Título: Primeira morte da guerra
Autor:
Fonte: Jornal do Brasil, 07/03/2006, Rio, p. A7

O terceiro confronto entre traficantes e militares desde que o Exército passou a ocupar favelas do Rio, sexta-feira, terminou em tragédia para a família do estudante Eduardo dos Santos, 16 anos. Na manhã de ontem, durante troca de tiros entre soldados e bandidos do Morro da Providência, no Centro, o adolescente, que sonhava seguir carreira nas Forças Armadas, morreu ao ser atingido nas costas por uma bala perdida, possivelmente de fuzil. Ele estava na Praça Machado de Assis, no Morro do Pinto, próximo ao confronto. Um amigo que acompanhava Eduardo acredita que os tiros vieram de onde estavam os soldados, no Morro da Providência. Domingo, o Exército já havia sido atacado por traficantes da Providência, que lançaram uma bomba de fabricação artesanal contra uma guarnição, e em Vigário Geral, na noite de sábado houve troca de tiros entre militares e bandidos. Ao todo, já são 12 comunidades ocupadas por 1.600 militares.

O tio de Eduardo, Robson dos Santos, disse que o estudante estava desde sexta-feira no Rio para assistir ao desfile das campeãs do carnaval. Morador de São Gonçalo, Eduardo era fã da Estácio de Sá e pensou que a escola desfilaria sábado:

- Ele estava hospedado na casa de outro tio, no conjunto habitacional Vila Portuária (no Morro da Providência). Meu sobrinho tinha medo até de galinha e queria se alistar no Exército quando completasse 18 anos.

O amigo que estava com o jovem acha que o guarda-chuva carregado por Eduardo foi confundido com uma arma.

- A gente foi ver a movimentação do Exército por curiosidade, mas logo o tiroteio ficou muito intenso. Pouco tempo depois de as rajadas acabarem, ouvi mais dois disparos e um foi certeiro no peito de Eduardo - contou o rapaz, de 18 anos, que assistia ao tiroteio do mirante na Praça Machado de Assis, a cerca de 200 metros dos soldados.

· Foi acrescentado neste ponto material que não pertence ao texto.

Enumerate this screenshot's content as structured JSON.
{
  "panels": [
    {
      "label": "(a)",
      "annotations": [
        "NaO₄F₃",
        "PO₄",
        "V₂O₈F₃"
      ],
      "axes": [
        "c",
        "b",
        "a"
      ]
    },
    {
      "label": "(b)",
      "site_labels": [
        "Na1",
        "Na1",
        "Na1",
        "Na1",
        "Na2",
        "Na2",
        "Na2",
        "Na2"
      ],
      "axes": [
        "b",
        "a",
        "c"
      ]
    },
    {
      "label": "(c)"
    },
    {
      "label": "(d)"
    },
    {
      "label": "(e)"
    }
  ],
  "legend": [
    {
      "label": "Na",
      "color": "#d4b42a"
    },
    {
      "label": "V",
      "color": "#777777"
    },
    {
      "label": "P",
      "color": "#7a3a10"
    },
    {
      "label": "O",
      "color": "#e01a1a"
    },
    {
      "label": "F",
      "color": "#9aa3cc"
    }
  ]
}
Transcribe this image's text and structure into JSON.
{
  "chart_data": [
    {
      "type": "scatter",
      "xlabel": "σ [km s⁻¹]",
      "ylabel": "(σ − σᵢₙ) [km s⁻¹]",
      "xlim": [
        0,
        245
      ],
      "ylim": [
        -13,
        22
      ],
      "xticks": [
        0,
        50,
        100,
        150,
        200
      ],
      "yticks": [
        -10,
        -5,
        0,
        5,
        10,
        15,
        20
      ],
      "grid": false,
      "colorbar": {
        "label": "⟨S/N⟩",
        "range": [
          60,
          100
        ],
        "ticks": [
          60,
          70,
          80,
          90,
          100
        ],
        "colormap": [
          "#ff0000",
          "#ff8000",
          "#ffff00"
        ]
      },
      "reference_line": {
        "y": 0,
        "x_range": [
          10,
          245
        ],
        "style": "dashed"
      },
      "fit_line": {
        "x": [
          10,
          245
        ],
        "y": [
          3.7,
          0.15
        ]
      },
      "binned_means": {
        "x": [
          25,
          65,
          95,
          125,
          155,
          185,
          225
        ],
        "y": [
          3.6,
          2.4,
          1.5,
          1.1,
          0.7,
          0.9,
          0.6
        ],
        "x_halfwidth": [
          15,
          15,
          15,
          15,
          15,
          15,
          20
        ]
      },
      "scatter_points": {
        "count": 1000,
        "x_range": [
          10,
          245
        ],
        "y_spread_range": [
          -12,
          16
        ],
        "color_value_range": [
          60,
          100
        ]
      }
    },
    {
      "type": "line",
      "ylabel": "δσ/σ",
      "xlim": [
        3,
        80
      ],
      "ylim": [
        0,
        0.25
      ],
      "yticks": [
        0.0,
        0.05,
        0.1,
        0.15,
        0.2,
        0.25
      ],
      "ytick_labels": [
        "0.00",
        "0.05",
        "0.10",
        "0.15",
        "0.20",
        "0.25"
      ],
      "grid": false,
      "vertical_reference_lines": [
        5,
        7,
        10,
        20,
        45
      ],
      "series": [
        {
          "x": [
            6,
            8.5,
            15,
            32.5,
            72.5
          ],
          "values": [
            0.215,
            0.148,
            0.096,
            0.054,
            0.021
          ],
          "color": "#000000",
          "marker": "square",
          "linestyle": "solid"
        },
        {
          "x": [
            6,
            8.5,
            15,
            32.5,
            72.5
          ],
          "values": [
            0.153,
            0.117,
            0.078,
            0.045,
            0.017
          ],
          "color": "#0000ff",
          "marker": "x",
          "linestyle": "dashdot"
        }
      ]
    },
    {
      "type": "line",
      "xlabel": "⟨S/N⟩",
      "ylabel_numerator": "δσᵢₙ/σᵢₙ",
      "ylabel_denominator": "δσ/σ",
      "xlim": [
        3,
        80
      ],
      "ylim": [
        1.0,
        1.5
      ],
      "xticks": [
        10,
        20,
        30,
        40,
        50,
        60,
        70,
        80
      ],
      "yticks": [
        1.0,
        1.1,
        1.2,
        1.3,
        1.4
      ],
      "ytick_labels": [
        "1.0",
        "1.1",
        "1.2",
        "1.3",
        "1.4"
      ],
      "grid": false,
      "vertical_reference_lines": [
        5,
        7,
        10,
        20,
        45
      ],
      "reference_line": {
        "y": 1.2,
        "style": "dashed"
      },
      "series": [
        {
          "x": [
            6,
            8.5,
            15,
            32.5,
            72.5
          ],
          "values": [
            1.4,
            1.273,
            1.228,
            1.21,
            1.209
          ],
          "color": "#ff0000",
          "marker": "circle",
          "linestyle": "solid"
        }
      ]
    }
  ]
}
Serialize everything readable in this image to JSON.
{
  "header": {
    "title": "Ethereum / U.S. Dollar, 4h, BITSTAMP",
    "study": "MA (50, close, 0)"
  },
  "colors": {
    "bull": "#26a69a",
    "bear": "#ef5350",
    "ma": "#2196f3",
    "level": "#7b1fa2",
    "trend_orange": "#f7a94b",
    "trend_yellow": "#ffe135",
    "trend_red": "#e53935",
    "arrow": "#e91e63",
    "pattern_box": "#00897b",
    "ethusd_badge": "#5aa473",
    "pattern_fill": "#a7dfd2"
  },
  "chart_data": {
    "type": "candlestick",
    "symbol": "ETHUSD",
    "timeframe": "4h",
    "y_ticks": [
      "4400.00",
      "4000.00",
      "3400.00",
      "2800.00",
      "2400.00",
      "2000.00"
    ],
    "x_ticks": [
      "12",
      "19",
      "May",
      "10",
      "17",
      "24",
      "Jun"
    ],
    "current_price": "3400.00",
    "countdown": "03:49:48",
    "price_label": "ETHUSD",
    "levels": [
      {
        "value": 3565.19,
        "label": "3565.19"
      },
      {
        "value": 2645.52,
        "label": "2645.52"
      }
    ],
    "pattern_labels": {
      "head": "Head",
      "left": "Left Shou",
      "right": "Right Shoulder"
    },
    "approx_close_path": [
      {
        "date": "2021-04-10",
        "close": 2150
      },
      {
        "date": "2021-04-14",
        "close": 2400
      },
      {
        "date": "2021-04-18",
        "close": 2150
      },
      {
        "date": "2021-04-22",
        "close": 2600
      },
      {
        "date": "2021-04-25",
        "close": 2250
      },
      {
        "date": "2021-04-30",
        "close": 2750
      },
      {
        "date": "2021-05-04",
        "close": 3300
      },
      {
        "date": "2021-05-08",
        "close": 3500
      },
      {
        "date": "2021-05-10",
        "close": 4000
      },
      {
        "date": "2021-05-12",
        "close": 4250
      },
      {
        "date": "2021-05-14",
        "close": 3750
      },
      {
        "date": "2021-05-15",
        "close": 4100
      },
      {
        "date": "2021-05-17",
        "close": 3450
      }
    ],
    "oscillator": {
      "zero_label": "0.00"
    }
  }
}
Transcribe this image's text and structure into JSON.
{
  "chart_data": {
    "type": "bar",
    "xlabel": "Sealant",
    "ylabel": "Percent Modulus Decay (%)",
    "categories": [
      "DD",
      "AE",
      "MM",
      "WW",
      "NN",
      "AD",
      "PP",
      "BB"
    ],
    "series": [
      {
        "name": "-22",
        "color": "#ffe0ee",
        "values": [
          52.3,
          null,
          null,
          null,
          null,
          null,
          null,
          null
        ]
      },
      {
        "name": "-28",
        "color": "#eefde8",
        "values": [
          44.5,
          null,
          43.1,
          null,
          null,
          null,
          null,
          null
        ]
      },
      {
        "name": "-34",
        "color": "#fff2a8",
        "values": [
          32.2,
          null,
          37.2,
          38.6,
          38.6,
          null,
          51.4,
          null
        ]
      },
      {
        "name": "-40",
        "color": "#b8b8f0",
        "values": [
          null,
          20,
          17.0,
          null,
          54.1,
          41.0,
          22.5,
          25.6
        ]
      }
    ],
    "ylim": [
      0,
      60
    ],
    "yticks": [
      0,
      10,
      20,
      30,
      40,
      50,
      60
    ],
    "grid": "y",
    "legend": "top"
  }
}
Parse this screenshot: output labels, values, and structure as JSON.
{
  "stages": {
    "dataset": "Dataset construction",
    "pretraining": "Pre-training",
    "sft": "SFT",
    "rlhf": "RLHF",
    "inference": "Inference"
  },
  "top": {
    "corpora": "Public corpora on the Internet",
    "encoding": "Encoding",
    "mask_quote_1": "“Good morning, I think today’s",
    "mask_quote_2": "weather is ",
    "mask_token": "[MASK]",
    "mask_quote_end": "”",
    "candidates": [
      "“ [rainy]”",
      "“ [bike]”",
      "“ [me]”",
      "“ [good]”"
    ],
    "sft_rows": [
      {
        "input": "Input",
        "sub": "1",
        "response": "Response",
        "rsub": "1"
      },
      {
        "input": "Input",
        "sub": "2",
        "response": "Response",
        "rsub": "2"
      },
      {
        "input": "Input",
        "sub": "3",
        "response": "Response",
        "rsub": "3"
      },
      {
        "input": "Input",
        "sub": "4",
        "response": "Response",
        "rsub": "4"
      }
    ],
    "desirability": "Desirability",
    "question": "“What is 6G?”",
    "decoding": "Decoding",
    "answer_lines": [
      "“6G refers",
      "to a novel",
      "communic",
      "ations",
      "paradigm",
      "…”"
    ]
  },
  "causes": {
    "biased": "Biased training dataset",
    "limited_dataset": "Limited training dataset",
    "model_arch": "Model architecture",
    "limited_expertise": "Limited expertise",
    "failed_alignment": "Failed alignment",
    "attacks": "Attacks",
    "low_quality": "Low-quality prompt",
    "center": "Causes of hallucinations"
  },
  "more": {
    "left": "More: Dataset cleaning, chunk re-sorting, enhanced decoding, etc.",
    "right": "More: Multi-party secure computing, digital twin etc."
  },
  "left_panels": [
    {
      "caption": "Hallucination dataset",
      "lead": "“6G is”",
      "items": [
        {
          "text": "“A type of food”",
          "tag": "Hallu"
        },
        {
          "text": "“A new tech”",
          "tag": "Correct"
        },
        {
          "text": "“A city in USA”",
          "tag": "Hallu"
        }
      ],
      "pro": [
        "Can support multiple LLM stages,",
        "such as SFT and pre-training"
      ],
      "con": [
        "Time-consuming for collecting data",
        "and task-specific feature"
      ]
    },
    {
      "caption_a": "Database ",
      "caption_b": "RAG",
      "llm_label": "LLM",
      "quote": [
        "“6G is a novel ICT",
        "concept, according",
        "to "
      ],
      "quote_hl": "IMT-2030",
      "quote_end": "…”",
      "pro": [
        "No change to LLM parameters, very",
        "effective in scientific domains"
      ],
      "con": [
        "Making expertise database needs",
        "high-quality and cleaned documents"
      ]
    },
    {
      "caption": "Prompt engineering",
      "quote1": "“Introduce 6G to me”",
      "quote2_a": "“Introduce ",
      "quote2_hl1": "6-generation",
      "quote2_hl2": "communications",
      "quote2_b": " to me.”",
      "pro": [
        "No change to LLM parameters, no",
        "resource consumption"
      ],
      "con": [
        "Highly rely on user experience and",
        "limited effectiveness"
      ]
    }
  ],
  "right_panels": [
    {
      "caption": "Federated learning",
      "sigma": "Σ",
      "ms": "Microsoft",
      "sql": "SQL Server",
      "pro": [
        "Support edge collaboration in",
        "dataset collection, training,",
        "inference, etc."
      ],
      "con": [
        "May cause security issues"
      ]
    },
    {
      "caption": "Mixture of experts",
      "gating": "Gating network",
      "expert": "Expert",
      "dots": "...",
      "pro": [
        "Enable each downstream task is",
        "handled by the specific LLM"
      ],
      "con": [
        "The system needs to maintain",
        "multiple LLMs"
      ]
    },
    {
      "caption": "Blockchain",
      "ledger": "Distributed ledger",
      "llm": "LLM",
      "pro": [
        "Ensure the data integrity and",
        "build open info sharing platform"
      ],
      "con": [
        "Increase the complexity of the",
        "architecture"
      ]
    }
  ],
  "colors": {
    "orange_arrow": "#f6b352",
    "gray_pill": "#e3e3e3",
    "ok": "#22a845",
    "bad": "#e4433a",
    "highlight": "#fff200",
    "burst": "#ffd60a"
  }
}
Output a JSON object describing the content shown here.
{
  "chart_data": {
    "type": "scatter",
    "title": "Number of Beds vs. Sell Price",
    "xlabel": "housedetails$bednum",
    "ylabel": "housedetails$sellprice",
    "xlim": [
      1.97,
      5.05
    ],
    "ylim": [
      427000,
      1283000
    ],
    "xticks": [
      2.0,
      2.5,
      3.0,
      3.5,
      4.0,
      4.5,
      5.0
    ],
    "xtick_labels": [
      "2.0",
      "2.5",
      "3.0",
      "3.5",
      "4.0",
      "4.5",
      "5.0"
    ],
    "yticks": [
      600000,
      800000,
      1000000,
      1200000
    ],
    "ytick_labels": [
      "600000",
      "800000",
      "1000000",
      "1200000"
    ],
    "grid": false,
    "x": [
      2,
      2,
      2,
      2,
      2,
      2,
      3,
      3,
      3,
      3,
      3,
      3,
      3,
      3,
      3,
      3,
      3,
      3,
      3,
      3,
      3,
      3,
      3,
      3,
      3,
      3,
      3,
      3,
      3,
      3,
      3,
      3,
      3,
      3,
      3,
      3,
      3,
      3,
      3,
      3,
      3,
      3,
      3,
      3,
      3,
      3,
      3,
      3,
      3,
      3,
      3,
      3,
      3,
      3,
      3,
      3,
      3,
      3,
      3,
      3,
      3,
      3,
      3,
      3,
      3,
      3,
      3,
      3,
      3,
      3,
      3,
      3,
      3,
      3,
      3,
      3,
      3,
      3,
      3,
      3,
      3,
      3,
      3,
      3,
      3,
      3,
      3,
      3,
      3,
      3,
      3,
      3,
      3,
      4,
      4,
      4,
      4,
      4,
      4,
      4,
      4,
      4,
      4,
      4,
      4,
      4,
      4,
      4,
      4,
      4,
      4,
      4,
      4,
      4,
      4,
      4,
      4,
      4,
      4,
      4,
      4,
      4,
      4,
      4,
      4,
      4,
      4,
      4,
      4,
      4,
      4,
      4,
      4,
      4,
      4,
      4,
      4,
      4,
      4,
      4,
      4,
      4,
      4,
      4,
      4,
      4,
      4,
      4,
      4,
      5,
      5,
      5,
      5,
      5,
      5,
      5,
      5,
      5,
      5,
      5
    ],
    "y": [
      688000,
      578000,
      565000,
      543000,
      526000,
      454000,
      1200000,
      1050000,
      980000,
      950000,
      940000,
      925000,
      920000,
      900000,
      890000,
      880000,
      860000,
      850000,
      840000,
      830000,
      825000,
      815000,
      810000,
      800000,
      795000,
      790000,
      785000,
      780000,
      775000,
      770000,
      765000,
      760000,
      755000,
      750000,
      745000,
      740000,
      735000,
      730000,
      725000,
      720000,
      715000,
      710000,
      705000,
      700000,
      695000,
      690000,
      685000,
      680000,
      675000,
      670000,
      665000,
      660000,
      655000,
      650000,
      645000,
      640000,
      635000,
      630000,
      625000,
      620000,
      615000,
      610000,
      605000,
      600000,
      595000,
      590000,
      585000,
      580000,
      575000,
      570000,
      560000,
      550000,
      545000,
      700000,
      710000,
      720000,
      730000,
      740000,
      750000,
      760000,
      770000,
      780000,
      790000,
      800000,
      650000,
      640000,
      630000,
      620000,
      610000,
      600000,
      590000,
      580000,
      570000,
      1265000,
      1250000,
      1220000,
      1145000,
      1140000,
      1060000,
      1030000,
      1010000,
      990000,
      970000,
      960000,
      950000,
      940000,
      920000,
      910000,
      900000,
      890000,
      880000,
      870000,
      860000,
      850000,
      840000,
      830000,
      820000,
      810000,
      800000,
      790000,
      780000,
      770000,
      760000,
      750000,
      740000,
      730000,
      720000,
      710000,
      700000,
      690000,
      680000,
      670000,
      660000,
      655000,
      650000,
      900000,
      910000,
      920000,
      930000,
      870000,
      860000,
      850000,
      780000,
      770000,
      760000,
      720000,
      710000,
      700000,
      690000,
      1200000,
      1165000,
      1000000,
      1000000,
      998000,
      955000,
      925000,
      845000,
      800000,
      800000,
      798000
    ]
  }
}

O local onde Eduardo foi baleado fica no mesmo endereço de um centro de assistência social da Prefeitura em que ele iria se matricular para fazer um curso de fotografia. Na hora do tiroteio, havia dezenas de moradores e crianças.

O estudante ferido foi socorrido por um taxista. No caminho do hospital, o motorista encontrou uma ambulância do Corpo de Bombeiros, ainda no morro. Médicos tentaram socorrê-lo, mas constataram que Eduardo estava morto. No mesmo táxi, o corpo do rapaz foi levado para a 4ª DP (Central) onde foi feita a primeira análise da perícia.

- A vítima foi baleada pelas costas, e o tiro, provavelmente de fuzil, atravessou o peito. Caso seja constatado que a bala foi disparada por um soldado do Exército, o incidente passa a ser militar, e a investigação fica a cargo do Exército - afirmou a delegada titular da 4ª DP, Evanora de Moraes.

Um representante do Poder Judiciário consultado pelo JB afirmou que, mesmo em caso de crime militar, os acusados são submetidos à Justiça comum.

O Comando Militar do Leste não comentou o incidente. Segundo o relações-públicas do órgão, coronel Fernando Lemos, o caso será investigado pela polícia do Rio. Eduardo será enterrado hoje, às 13h, no Cemitério do Catumbi.